Individu ini mampu untuk mengintrospeksi dirinya sendiri,
mampu untuk mengubahnya menjadi lebih baik agar diterima di
lingkungannya dan mampu mengubah kekurangan yang dimiliki
menjadi kelebihan.
Sementara itu, ciri-ciri konsep diri negatif adalah :
a. Peka terhadap kritik
Kurangnya kemampuan untuk menerima kritik dari orang lain
sebagai proses refleksi diri.Individu ini sangat tidak tahan kritik yang
diterimanya mudah marah dan belum dapat mengendalikan emosinya.

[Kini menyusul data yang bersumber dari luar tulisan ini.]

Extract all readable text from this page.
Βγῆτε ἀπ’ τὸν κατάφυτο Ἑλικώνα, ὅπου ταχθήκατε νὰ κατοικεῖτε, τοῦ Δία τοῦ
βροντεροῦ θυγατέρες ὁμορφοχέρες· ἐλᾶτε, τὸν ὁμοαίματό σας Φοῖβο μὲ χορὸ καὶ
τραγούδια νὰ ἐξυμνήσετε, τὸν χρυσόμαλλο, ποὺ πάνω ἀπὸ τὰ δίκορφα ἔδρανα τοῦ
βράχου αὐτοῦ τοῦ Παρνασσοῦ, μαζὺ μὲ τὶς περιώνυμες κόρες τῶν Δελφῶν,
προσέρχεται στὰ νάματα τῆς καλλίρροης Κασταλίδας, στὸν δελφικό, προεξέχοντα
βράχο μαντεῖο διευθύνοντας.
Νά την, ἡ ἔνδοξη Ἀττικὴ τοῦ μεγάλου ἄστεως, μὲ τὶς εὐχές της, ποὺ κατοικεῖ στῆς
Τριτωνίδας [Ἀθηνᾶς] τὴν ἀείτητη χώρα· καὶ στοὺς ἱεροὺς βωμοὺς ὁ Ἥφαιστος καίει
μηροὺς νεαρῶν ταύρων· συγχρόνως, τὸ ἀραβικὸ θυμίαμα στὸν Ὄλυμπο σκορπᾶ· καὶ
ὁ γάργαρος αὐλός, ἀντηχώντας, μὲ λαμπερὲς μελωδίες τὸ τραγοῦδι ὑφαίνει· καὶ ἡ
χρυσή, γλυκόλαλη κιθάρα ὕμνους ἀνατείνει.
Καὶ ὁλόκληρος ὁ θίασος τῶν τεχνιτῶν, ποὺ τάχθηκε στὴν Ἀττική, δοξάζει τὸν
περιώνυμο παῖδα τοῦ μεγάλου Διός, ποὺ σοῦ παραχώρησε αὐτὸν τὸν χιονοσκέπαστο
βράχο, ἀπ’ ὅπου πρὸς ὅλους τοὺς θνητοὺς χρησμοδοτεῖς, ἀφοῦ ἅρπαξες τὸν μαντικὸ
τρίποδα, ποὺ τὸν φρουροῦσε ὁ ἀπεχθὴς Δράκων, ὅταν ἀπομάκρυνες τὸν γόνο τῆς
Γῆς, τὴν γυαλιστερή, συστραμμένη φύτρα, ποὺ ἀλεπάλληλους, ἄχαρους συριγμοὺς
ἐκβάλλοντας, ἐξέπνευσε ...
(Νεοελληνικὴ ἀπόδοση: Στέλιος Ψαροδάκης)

Bagi orang seperti ini koreksi sering dipersepsi sebagai usaha untuk
menjatuhkan harga dirinya. Dalam berkomunikasi orang yang
memiliki konsep diri negatif cenderung menghindari dialog yang
terbuka dan bersikeras mempertahankan pendapatnya
b. Responsif terhadap pujian
Bersikap yang berlebihan terhadap tindakan yang telah
dilakukan, sehingga merasa segala tindakannya perlu mendapat
penghargaan.Individu ini ingin selalu dipuji dan sangat senang bila
dipuji sehingga ia tidak segan-segan mengekspresikan rasa senangnya
c. Memiliki sikap hiperkritis
Perasaan subjektif bahwa semua orang disekitarnya
memandang dirinya dengan negatif. Individu ini cenderung tidak
pandai dan tidak sanggup mengungkapkan penghargaan atau
pengakuan pada kelebihan orang lain, sehingga ia sering mencela dan
meremehkan orang lain
d. Cenderung merasa tidak disukai orang lain
Suka melakukan kritik negatif secara berlebihan terhadap
orang lain.Individu ini merasa tidak diperhatikan, karena itulah ia
bereaksi pada orang lain sebagai musuh sehingga tidak dapat
melahirkan kehangatan dan keakraban persahabatan. Individu tersebut
merasa rendah diri atau bahkan berperilaku yang tidak disenangi,
misalkan membenci, mencela atau bahkan yang melibatkan fisik yaitu
mengajak berkelahi (bermusuhan)
e. Pesimistis terhadap kompetisi
Individu dengan ciri ini akan menunjukkan keengganannya
untuk bersaing dengan orang lain dalam membuat prestasi. Ia akan
menganggap tidak akan berdaya melawan persaingan yang merugikan
dirinya.
Dari uraian di atas dapat ditarik kesimpulan bahwa seorang individu
realistis, bersikap positif pada diri sendiri dan orang lain, memiliki rasa
percaya diri dan harga diri, ketegasan dan optimis dalam menentukan
tujuan hidup, mampu mengatasi masalah atau konflik pribadi secara
efektif, memiliki kehangatan dalam hubungan sosial, memiliki harapan
hidup dan mampu merencanakan sesuatu sebagai perwujudan dari
harapan-harapan hidupnya secara positif.
Sedangkan individu yang memiliki konsep diri negatif tidak
memahami siapa dirinya, tidak mengetahui kelebihan dan kekurangan
pada diri, cenderung merasa rendah diri, merasa dirinya tidak berharga,
merasa tidak memiliki kelebihan, mengeluh dengan kekurangan yang
dimiliki, bersikap pesimis, merasa hidupnya tidak berarti, meremehkan
kemampuan orang lain, kurang bisa menjalin hubungan sosial, dan ragu
dalam menjalani hidup.
5. Faktor-faktor yang Mempengaruhi Konsep Diri
Terbentuknya konsep diri yang dimiliki oleh seorang individu
dipengaruhi beberapa faktor. Individu mengenal dirinya setelah mengenal
orang lain lebih dahulu. Bagaimana orang lain menilai diri kita,
Yang dimaksud “orang lain” menurut Calhoun dan Acocella10
adalah
orang tua, teman sebaya dan masyarakat.
a. Orang tua
Orang tua adalah kontak sosial paling awal yang dialami
seorang individu. Pengaruh keluarga terutama orang tua sangat besar
bagi pembentukan konsep diri anaknya karena untuk beberapa waktu
lamanya anak belum mengenal lingkungan sosial di luar keluarganya.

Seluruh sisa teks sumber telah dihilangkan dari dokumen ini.